Running.com - Your Site for Running

woot.

I got up around 5:30 and ran for thirty minutes today. It was enlightening. I managed it, just barely, which is good. It's been a while since I've run continuously for that long. I should remember to do so more often. For the health and capability benefits, sure, but afterwards, I'm always left with the confirmation that my concept of 'hard' when applied to thinking, is grossly miscalibrated. I always find it easier to approach difficult mental problems after completing some physical task(that is difficult, that is, sallying forth to the kitchen in quest for some chocolate wafers doesn't quite work)

Yesterday I was vaguely intimidated by a simple scripting language, and some parameter errors and exceptions! Not enough to affect much of what I did, or how I approached it, but it was something that gave me some pause, and affected my emotional balance. I was shifted towards cautious. Silliness. Having to push and push physically really puts the value of mental toil in perspective.

But in some ways physical stress is much easier to approach and handle than mental stress. The solution is right there. You either stop, and fail, or keep moving your legs, and continue. You can set little goals for yourself, to the lamppost, to the street, to the next light, until my runnning partner stops. Mental stress doesn't have that simple interface.

You have to learn to trust in your personal strength and intelligence. To expect yourself to fill in the gaps as you go along. You can't look forward and see the operations you'll have to do. Building a realistic and accurate picture of your abilities, what they require, and how that affects the task.

It is vaguely like physical toil, in that you must know what you can do, what it takes, and that you can trust your body to fulfill what you ask of it.

In all things, self awareness.

A bit of arrogance and self confidence doesn't hurt either. I Can do this. It helps to have a partner in crime to push you along. You Will do this.

I am reminded of Carrie. (I know I know, but we lived together for two years, I'm allowed to be reminded of her occasionally) We constantly were talking about excercising together, or setting up a time to work out and things like that. We never did it. It was really a missed opportunity. It would have been nice to do things like that together.

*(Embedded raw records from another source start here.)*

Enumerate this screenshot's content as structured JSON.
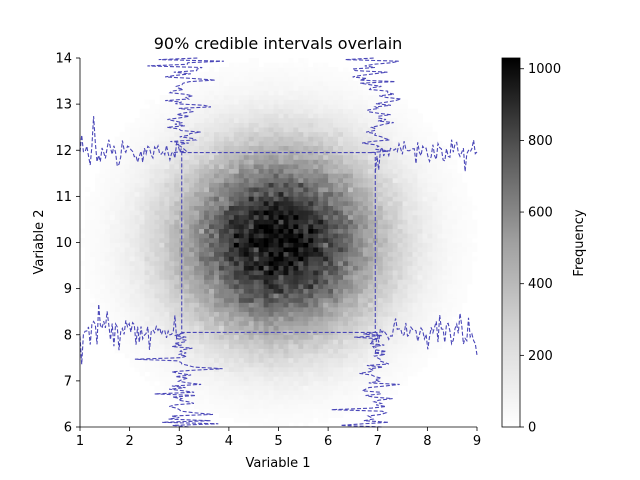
{
  "chart_data": {
    "type": "heatmap",
    "title": "90% credible intervals overlain",
    "xlabel": "Variable 1",
    "ylabel": "Variable 2",
    "xlim": [
      1,
      9
    ],
    "ylim": [
      6,
      14
    ],
    "xticks": [
      "1",
      "2",
      "3",
      "4",
      "5",
      "6",
      "7",
      "8",
      "9"
    ],
    "yticks": [
      "6",
      "7",
      "8",
      "9",
      "10",
      "11",
      "12",
      "13",
      "14"
    ],
    "density": {
      "distribution": "bivariate normal",
      "center": [
        5.0,
        10.0
      ],
      "sd": [
        1.2,
        1.2
      ],
      "peak_frequency": 1030,
      "bins_x": 80,
      "bins_y": 80
    },
    "colormap": "Greys",
    "colorbar": {
      "label": "Frequency",
      "min": 0,
      "max": 1030,
      "ticks": [
        "0",
        "200",
        "400",
        "600",
        "800",
        "1000"
      ]
    },
    "interval_color": "#4a47b8",
    "credible_intervals": {
      "level": "90%",
      "variable_1": [
        3.05,
        6.95
      ],
      "variable_2": [
        8.05,
        11.95
      ]
    },
    "marginal_traces": [
      {
        "name": "upper-left",
        "axis": "vertical",
        "base": 3.05,
        "range": [
          11.95,
          14
        ],
        "direction": "left"
      },
      {
        "name": "upper-right",
        "axis": "vertical",
        "base": 6.95,
        "range": [
          11.95,
          14
        ],
        "direction": "right"
      },
      {
        "name": "lower-left",
        "axis": "vertical",
        "base": 3.05,
        "range": [
          6,
          8.05
        ],
        "direction": "left"
      },
      {
        "name": "lower-right",
        "axis": "vertical",
        "base": 6.95,
        "range": [
          6,
          8.05
        ],
        "direction": "right"
      },
      {
        "name": "left-top",
        "axis": "horizontal",
        "base": 11.95,
        "range": [
          1,
          3.05
        ],
        "direction": "down"
      },
      {
        "name": "right-top",
        "axis": "horizontal",
        "base": 11.95,
        "range": [
          6.95,
          9
        ],
        "direction": "down"
      },
      {
        "name": "left-bottom",
        "axis": "horizontal",
        "base": 8.05,
        "range": [
          1,
          3.05
        ],
        "direction": "up"
      },
      {
        "name": "right-bottom",
        "axis": "horizontal",
        "base": 8.05,
        "range": [
          6.95,
          9
        ],
        "direction": "up"
      }
    ]
  }
}
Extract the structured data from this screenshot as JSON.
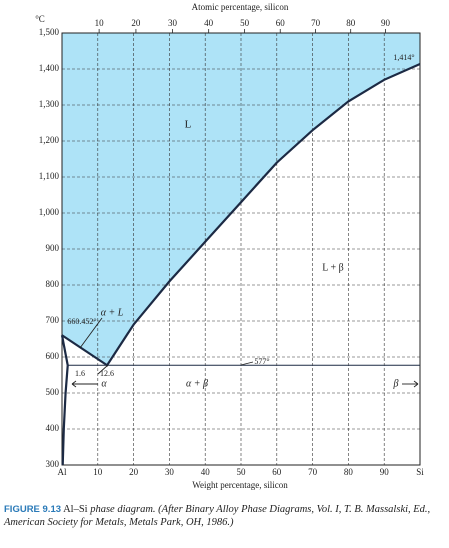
{
  "chart_data": {
    "type": "line",
    "title": "Atomic percentage, silicon",
    "xlabel": "Weight percentage, silicon",
    "ylabel": "°C",
    "xlim": [
      0,
      100
    ],
    "ylim": [
      300,
      1500
    ],
    "xticks": [
      {
        "value": 0,
        "label": "Al"
      },
      10,
      20,
      30,
      40,
      50,
      60,
      70,
      80,
      90,
      {
        "value": 100,
        "label": "Si"
      }
    ],
    "x2ticks": [
      {
        "value": 10.37,
        "label": "10"
      },
      {
        "value": 20.65,
        "label": "20"
      },
      {
        "value": 30.85,
        "label": "30"
      },
      {
        "value": 40.97,
        "label": "40"
      },
      {
        "value": 51.01,
        "label": "50"
      },
      {
        "value": 60.96,
        "label": "60"
      },
      {
        "value": 70.84,
        "label": "70"
      },
      {
        "value": 80.64,
        "label": "80"
      },
      {
        "value": 90.36,
        "label": "90"
      }
    ],
    "yticks": [
      300,
      400,
      500,
      600,
      700,
      800,
      900,
      {
        "value": 1000,
        "label": "1,000"
      },
      {
        "value": 1100,
        "label": "1,100"
      },
      {
        "value": 1200,
        "label": "1,200"
      },
      {
        "value": 1300,
        "label": "1,300"
      },
      {
        "value": 1400,
        "label": "1,400"
      },
      {
        "value": 1500,
        "label": "1,500"
      }
    ],
    "grid": true,
    "region_color": "#aee3f7",
    "series": [
      {
        "color": "#1c2a44",
        "x": [
          0,
          12.6,
          20,
          30,
          40,
          50,
          60,
          70,
          80,
          90,
          100
        ],
        "values": [
          660.452,
          577,
          690,
          810,
          920,
          1030,
          1140,
          1230,
          1310,
          1370,
          1414
        ]
      },
      {
        "color": "#1c2a44",
        "x": [
          0,
          1.6
        ],
        "values": [
          660.452,
          577
        ]
      },
      {
        "color": "#1c2a44",
        "x": [
          1.6,
          1.0,
          0.5,
          0.2
        ],
        "values": [
          577,
          500,
          400,
          300
        ]
      },
      {
        "color": "#1c2a44",
        "x": [
          1.6,
          100
        ],
        "values": [
          577,
          577
        ]
      }
    ],
    "annotations": [
      "L",
      "L + β",
      "α + L",
      "α + β",
      "660.452°",
      "577°",
      "1,414°",
      "1.6",
      "12.6",
      "α",
      "β"
    ]
  },
  "caption": {
    "label": "FIGURE 9.13",
    "text": "Al–Si",
    "italic": "phase diagram. (After Binary Alloy Phase Diagrams, Vol. I, T. B. Massalski, Ed., American Society for Metals, Metals Park, OH, 1986.)"
  }
}
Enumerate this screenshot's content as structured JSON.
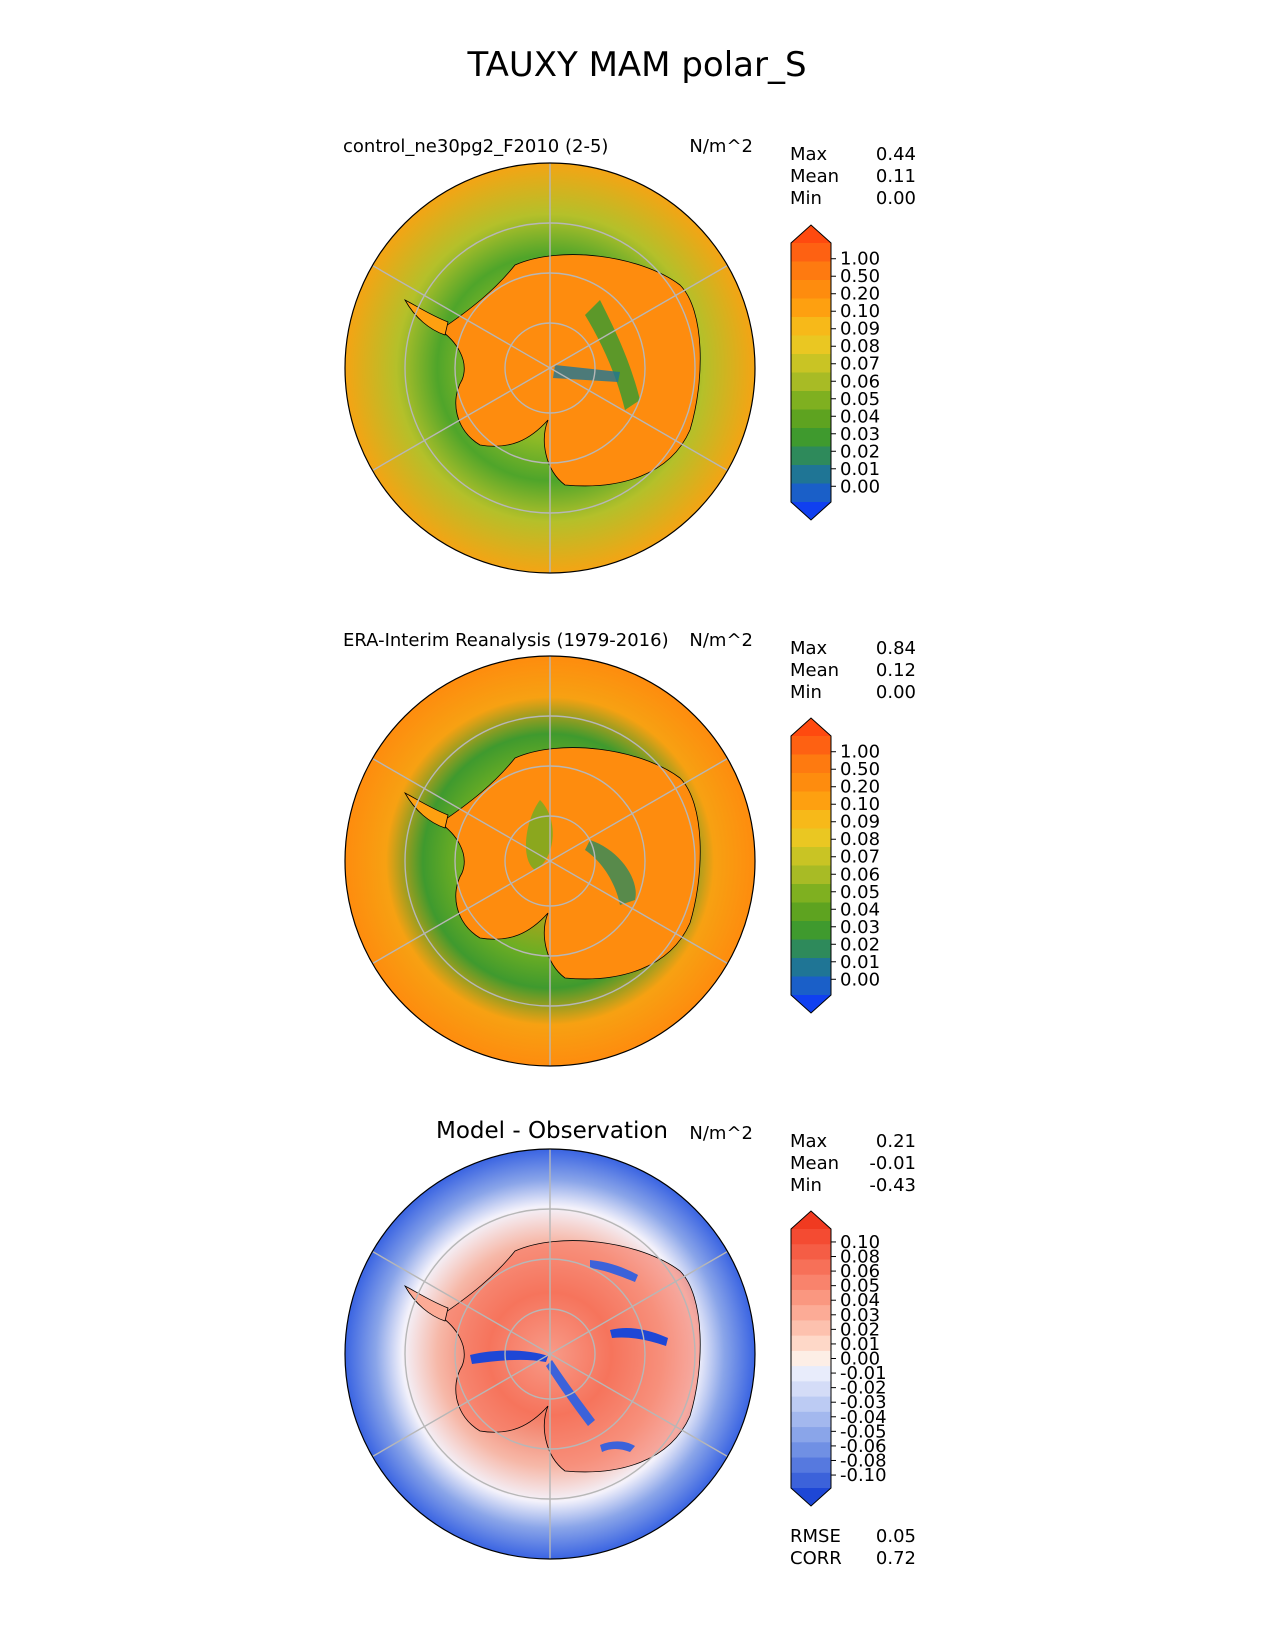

I really went physically downhill in those two years, looking back. I was in decent shape in 2000, when we met, and I'm just now getting back into something like physical fitness. That probably was unpleasant for her. Well, I don't think actual obesity or such things is ever really in the cards for me, but I did lead a very sedentary life towards the end, and I probably was much less attractive. An unpleasant thought.

Strange thoughts to come of running. You could probably stand to go run for thirty minutes. Perhaps it will allow you to ruminate upon diverse subjects afterwards as well. It certainly makes breakfast afterwards pleasant.